LDC-GAT: A Lyapunov-Stable Graph Attention Network with Dynamic Filtering and Constraint-Aware Optimization

Graph attention networks are pivotal for modeling non-Euclidean data, yet they face dual challenges: training oscillations induced by projection-based high-dimensional constraints and gradient anomalies due to poor adaptation to heterophilic structure. To address these issues, we propose LDC-GAT (Lyapunov-Stable Graph Attention Network with Dynamic Filtering and Constraint-Aware Optimization), which jointly optimizes both forward and backward propagation processes. In the forward path, we introduce Dynamic Residual Graph Filtering, which integrates a tunable self-loop coefficient to balance neighborhood aggregation and self-feature retention. This filtering mechanism, constrained by a lower bound on Dirichlet energy, improves multi-head attention via multi-scale fusion and mitigates overfitting.
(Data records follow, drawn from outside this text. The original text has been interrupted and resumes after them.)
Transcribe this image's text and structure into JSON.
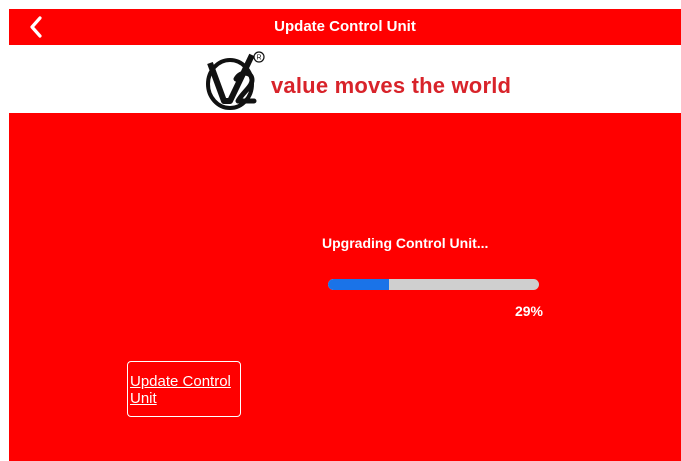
{
  "header": {
    "title": "Update Control Unit",
    "back_icon": "chevron-left-icon"
  },
  "brand": {
    "logo_text": "V2",
    "tagline": "value moves the world",
    "tagline_color": "#d8232a"
  },
  "colors": {
    "primary": "#ff0000",
    "progress_fill": "#1a73e8",
    "progress_track": "#cfcfcf"
  },
  "progress": {
    "status": "Upgrading Control Unit...",
    "percent_label": "29%",
    "value": 0.29
  },
  "action": {
    "label": "Update Control Unit"
  }
}
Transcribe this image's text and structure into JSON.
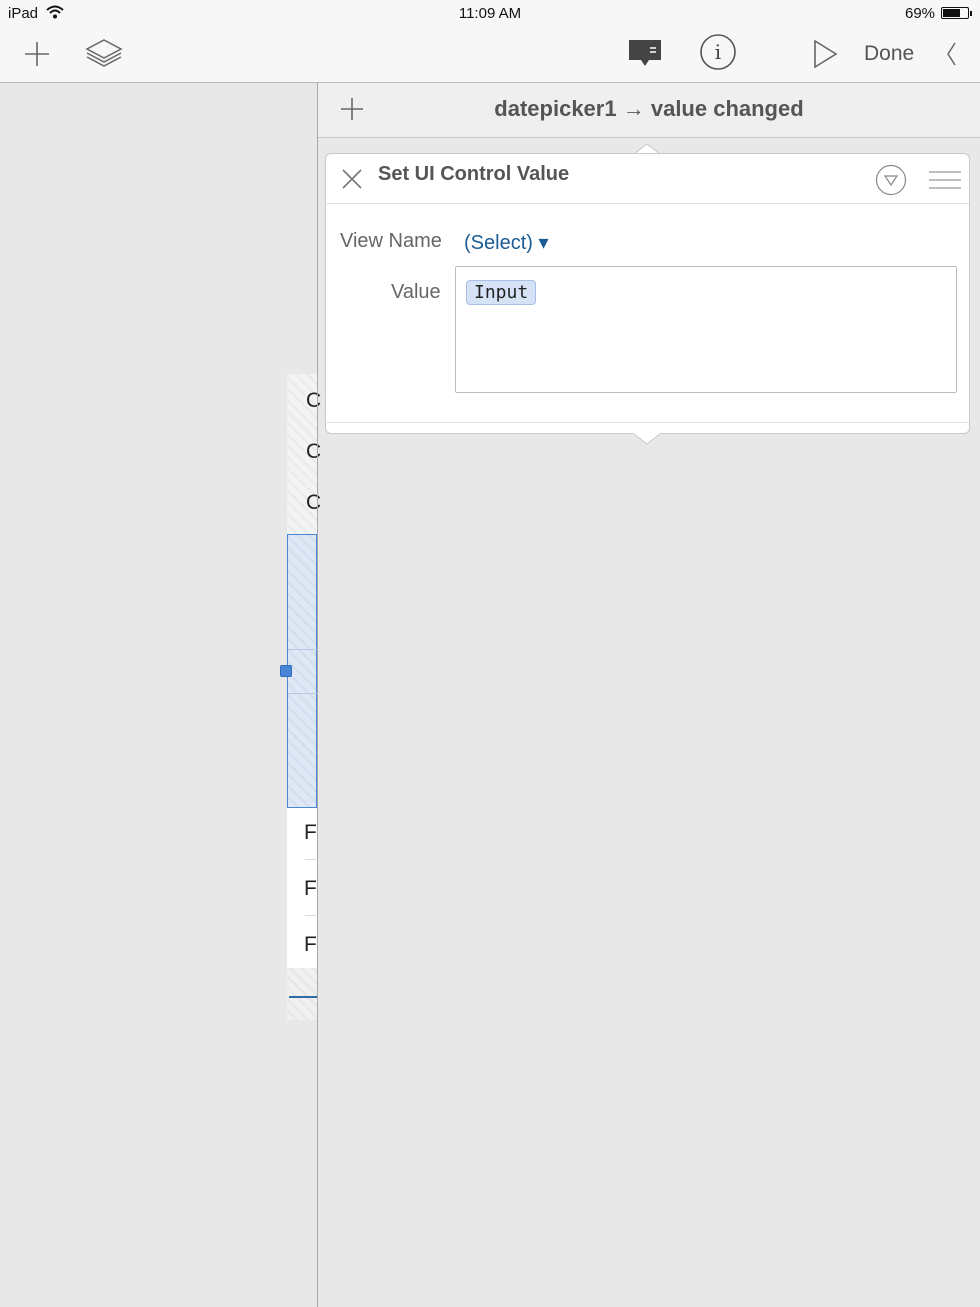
{
  "status_bar": {
    "device": "iPad",
    "time": "11:09 AM",
    "battery_percent": "69%",
    "battery_level": 0.69
  },
  "toolbar": {
    "add_icon": "plus-icon",
    "layers_icon": "layers-icon",
    "comment_icon": "comment-icon",
    "info_icon": "info-icon",
    "play_icon": "play-icon",
    "done_label": "Done",
    "collapse_icon": "chevron-left-icon"
  },
  "canvas": {
    "row_letters": [
      "C",
      "C",
      "C"
    ],
    "list_letters": [
      "F",
      "F",
      "F"
    ]
  },
  "panel": {
    "add_icon": "plus-icon",
    "event_source": "datepicker1",
    "arrow": "→",
    "event_name": "value changed"
  },
  "action_card": {
    "title": "Set UI Control Value",
    "close_icon": "close-icon",
    "dropdown_icon": "triangle-down-icon",
    "drag_icon": "hamburger-icon",
    "view_name_label": "View Name",
    "view_name_value": "(Select) ▾",
    "value_label": "Value",
    "value_token": "Input"
  },
  "colors": {
    "link": "#1b5c94",
    "selection": "#4a86d6",
    "token_bg": "#d6e3f6"
  }
}
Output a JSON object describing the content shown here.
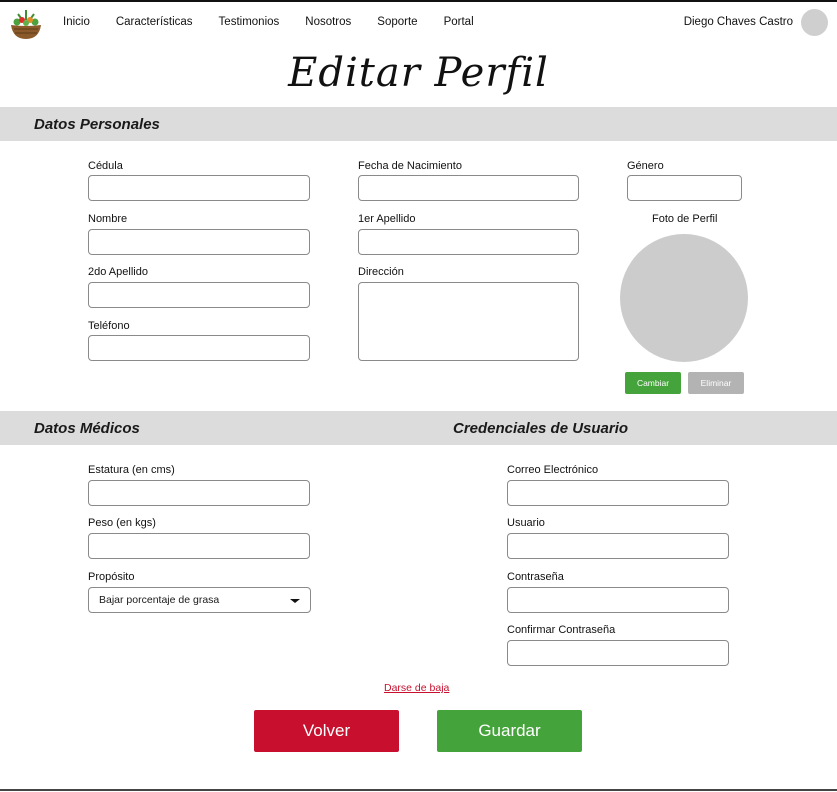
{
  "nav": {
    "logo_icon": "salad-bowl-icon",
    "items": [
      "Inicio",
      "Características",
      "Testimonios",
      "Nosotros",
      "Soporte",
      "Portal"
    ],
    "user_name": "Diego Chaves Castro"
  },
  "page": {
    "title": "Editar Perfil"
  },
  "personal": {
    "section_title": "Datos Personales",
    "cedula_label": "Cédula",
    "nombre_label": "Nombre",
    "segundo_apellido_label": "2do Apellido",
    "telefono_label": "Teléfono",
    "fecha_label": "Fecha de Nacimiento",
    "primer_apellido_label": "1er Apellido",
    "direccion_label": "Dirección",
    "genero_label": "Género",
    "foto_label": "Foto de Perfil",
    "cambiar_label": "Cambiar",
    "eliminar_label": "Eliminar"
  },
  "medical": {
    "section_title": "Datos Médicos",
    "estatura_label": "Estatura (en cms)",
    "peso_label": "Peso (en kgs)",
    "proposito_label": "Propósito",
    "proposito_value": "Bajar porcentaje de grasa"
  },
  "credentials": {
    "section_title": "Credenciales de Usuario",
    "correo_label": "Correo Electrónico",
    "usuario_label": "Usuario",
    "contrasena_label": "Contraseña",
    "confirmar_label": "Confirmar Contraseña"
  },
  "actions": {
    "baja_link": "Darse de baja",
    "volver_label": "Volver",
    "guardar_label": "Guardar"
  },
  "colors": {
    "green": "#44a33a",
    "red": "#c8102e",
    "gray_button": "#b3b3b3",
    "section_bar": "#dcdcdc"
  }
}
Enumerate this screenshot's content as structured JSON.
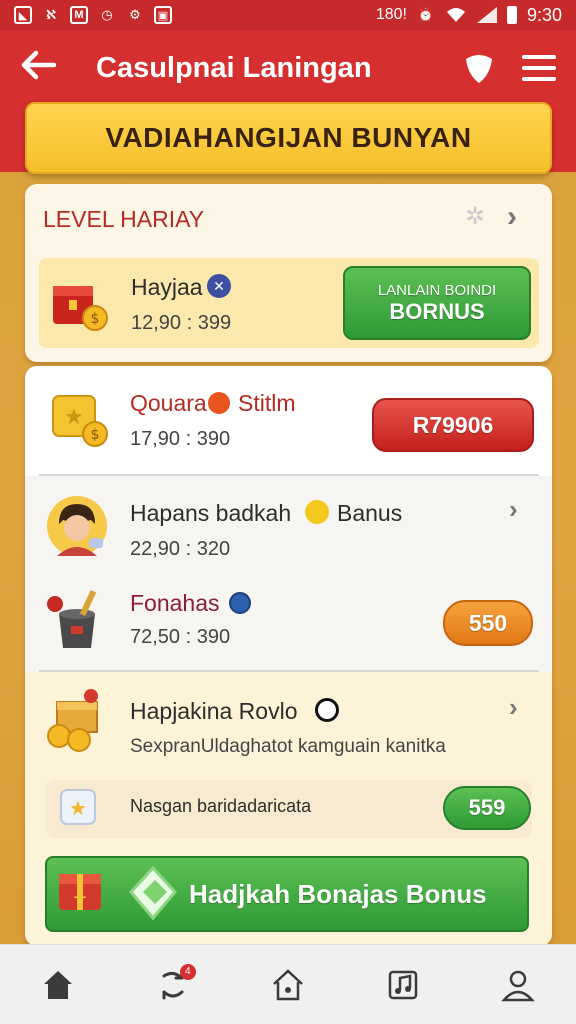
{
  "status_bar": {
    "left_icons": [
      "notification-icon",
      "tools-icon",
      "gmail-icon",
      "clock-icon",
      "settings-icon",
      "shopping-icon"
    ],
    "network_label": "180!",
    "time": "9:30"
  },
  "header": {
    "title": "Casulpnai Laningan",
    "back_icon": "arrow-left-icon",
    "shield_icon": "shield-icon",
    "menu_icon": "menu-icon"
  },
  "banner": {
    "text": "VADIAHANGIJAN BUNYAN"
  },
  "level_card": {
    "title": "LEVEL HARIAY",
    "row": {
      "name": "Hayjaa",
      "sub": "12,90 : 399",
      "button_line1": "LANLAIN BOINDI",
      "button_line2": "BORNUS"
    }
  },
  "list": {
    "item1": {
      "name": "Qouara",
      "name_tail": "Stitlm",
      "sub": "17,90 : 390",
      "button": "R79906"
    },
    "item2": {
      "name": "Hapans badkah",
      "name_tail": "Banus",
      "sub": "22,90 : 320"
    },
    "item3": {
      "name": "Fonahas",
      "sub": "72,50 : 390",
      "button": "550"
    },
    "item4": {
      "name": "Hapjakina Rovlo",
      "sub": "SexpranUldaghatot kamguain kanitka"
    },
    "item5": {
      "name": "Nasgan baridadaricata",
      "button": "559"
    },
    "bonus_button": "Hadjkah Bonajas Bonus"
  },
  "bottom_nav": {
    "items": [
      "home-icon",
      "refresh-icon",
      "house-outline-icon",
      "music-file-icon",
      "profile-icon"
    ],
    "badge": "4"
  },
  "colors": {
    "header_red": "#d62f2f",
    "banner_yellow": "#f6bf2b",
    "green": "#3aa83c",
    "red_button": "#d02a25",
    "orange_button": "#e98a22"
  }
}
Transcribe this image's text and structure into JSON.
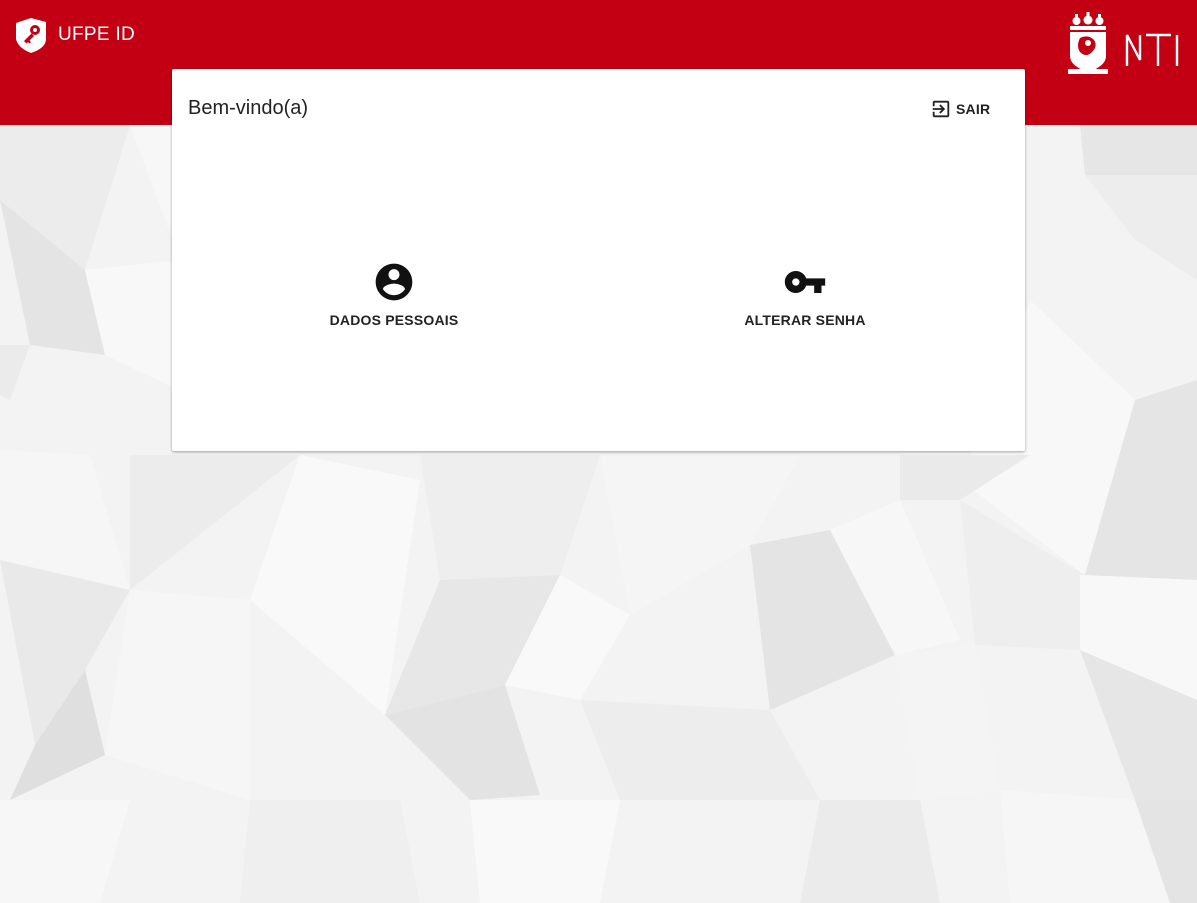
{
  "header": {
    "app_title": "UFPE ID",
    "brand_color": "#c30013",
    "logos": [
      "ufpe-id-logo",
      "ufpe-crest-logo",
      "nti-logo"
    ]
  },
  "card": {
    "title": "Bem-vindo(a)",
    "logout": {
      "label": "SAIR",
      "icon": "exit-to-app-icon"
    },
    "actions": [
      {
        "label": "DADOS PESSOAIS",
        "icon": "account-circle-icon"
      },
      {
        "label": "ALTERAR SENHA",
        "icon": "vpn-key-icon"
      }
    ]
  }
}
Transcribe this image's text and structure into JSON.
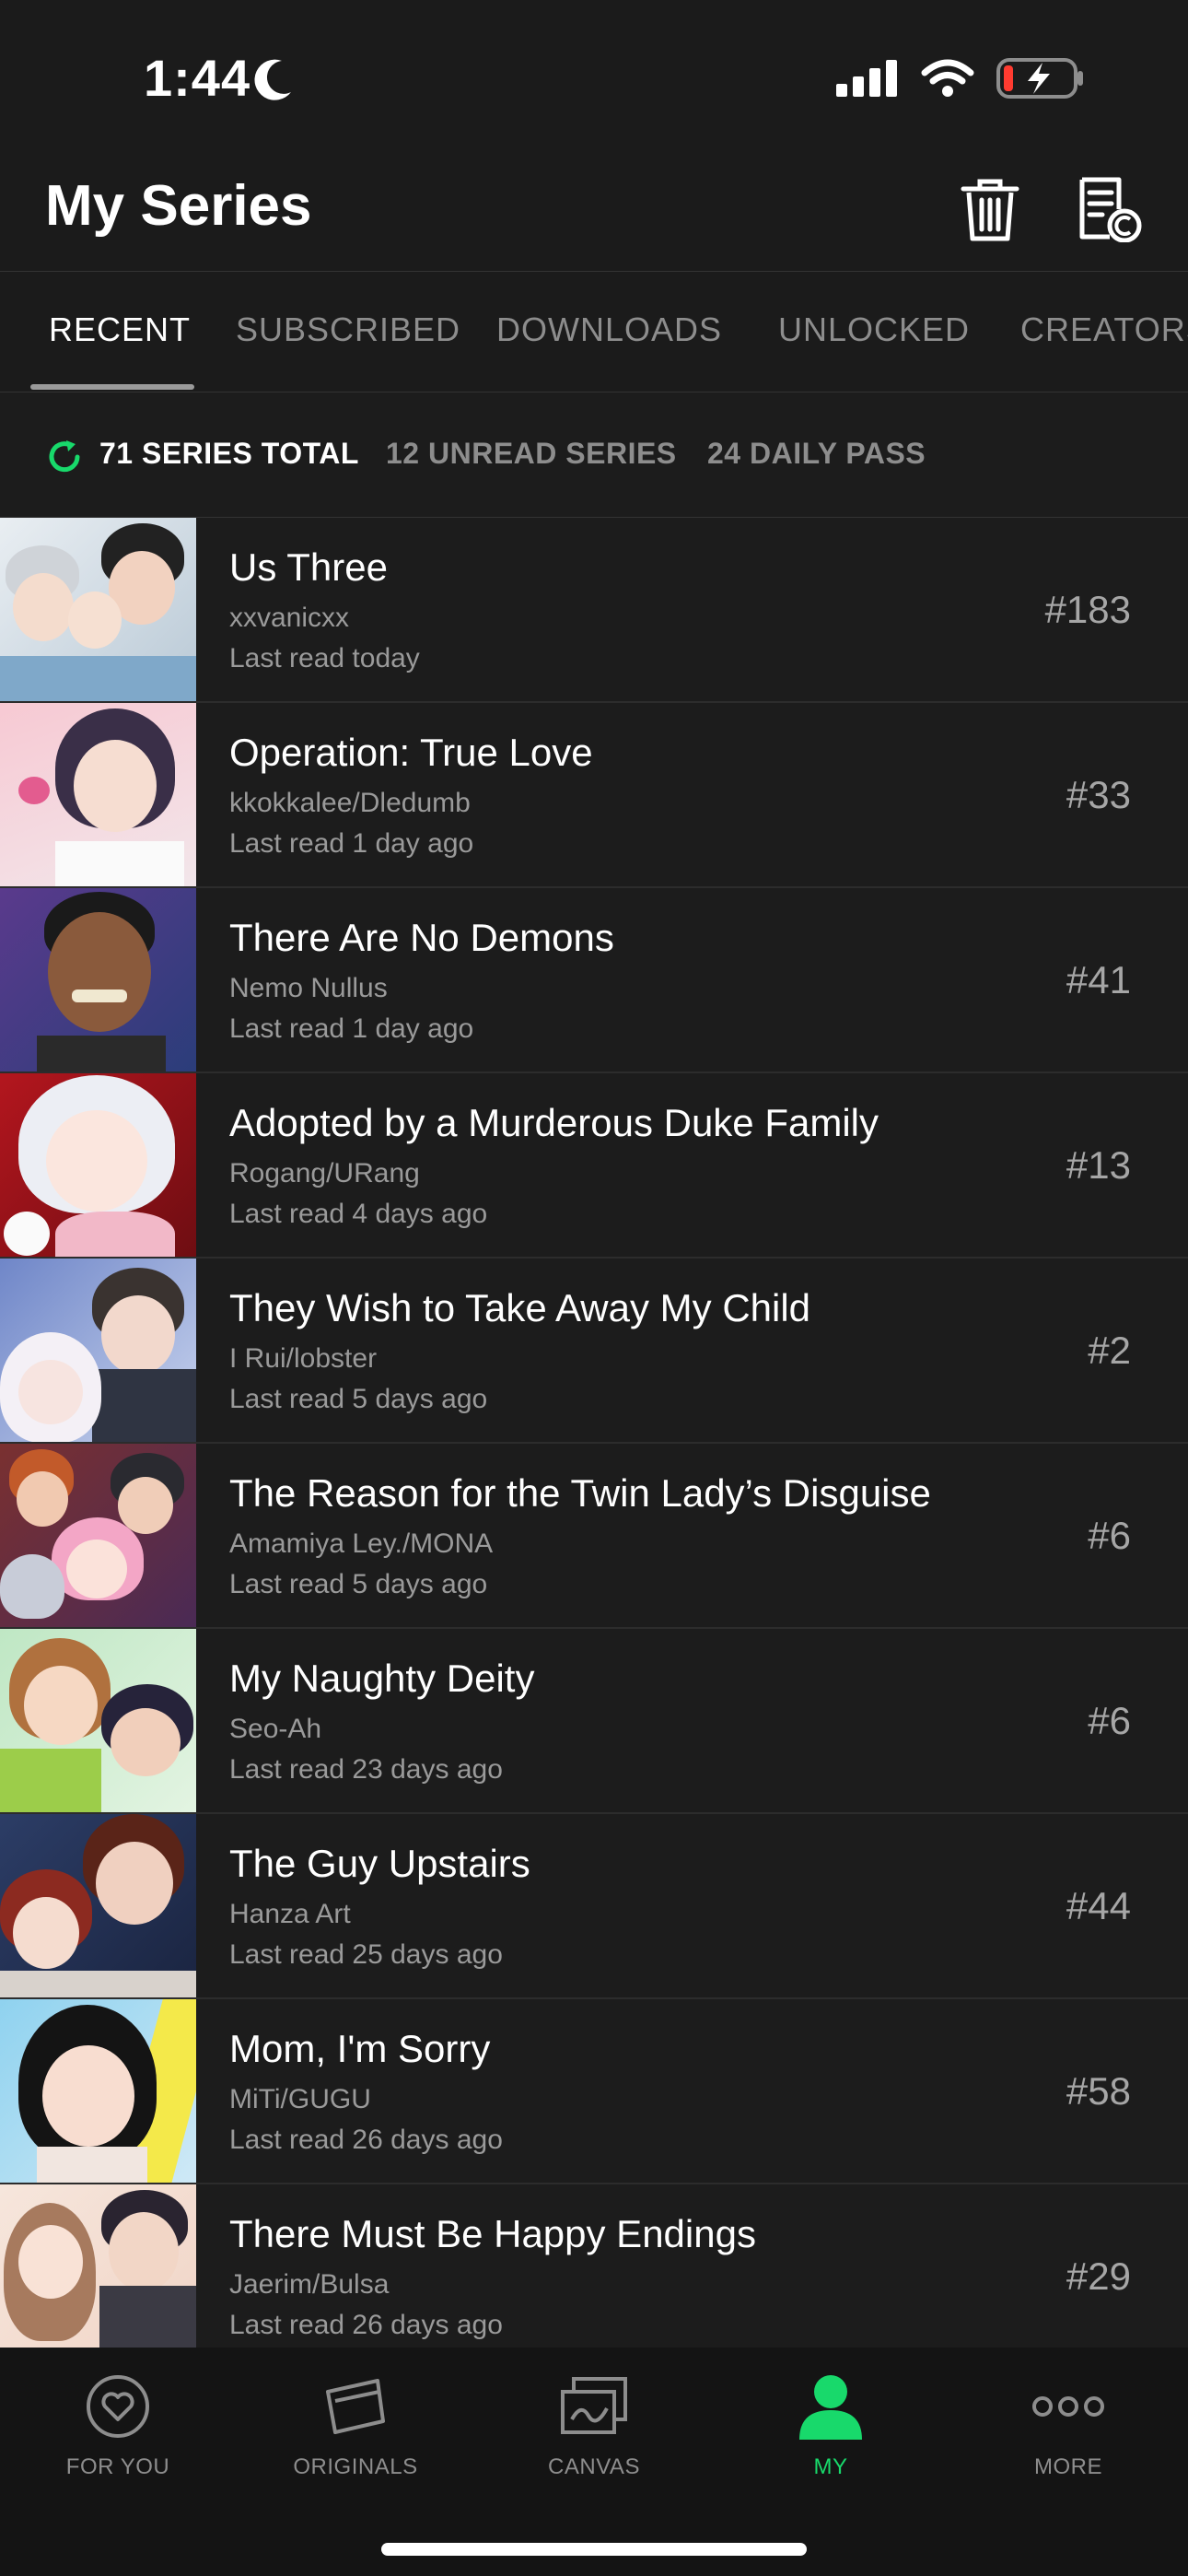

In the backward path, we design the Fro-FWNAdam, a gradient descent algorithm guided by a learning-rate-aware perceptron. An explicit Frobenius norm bound on weights is derived from Lyapunov theory to form the basis of the perceptron. This stability-aware optimizer is embedded within a Frank–Wolfe framework with Nesterov acceleration, yielding a projection-free constrained optimization strategy that stabilizes training dynamics. Experiments on six benchmark datasets show that LDC-GAT outperforms GAT by 10.54% in classification accuracy, which demonstrates strong robustness on heterophilic graphs.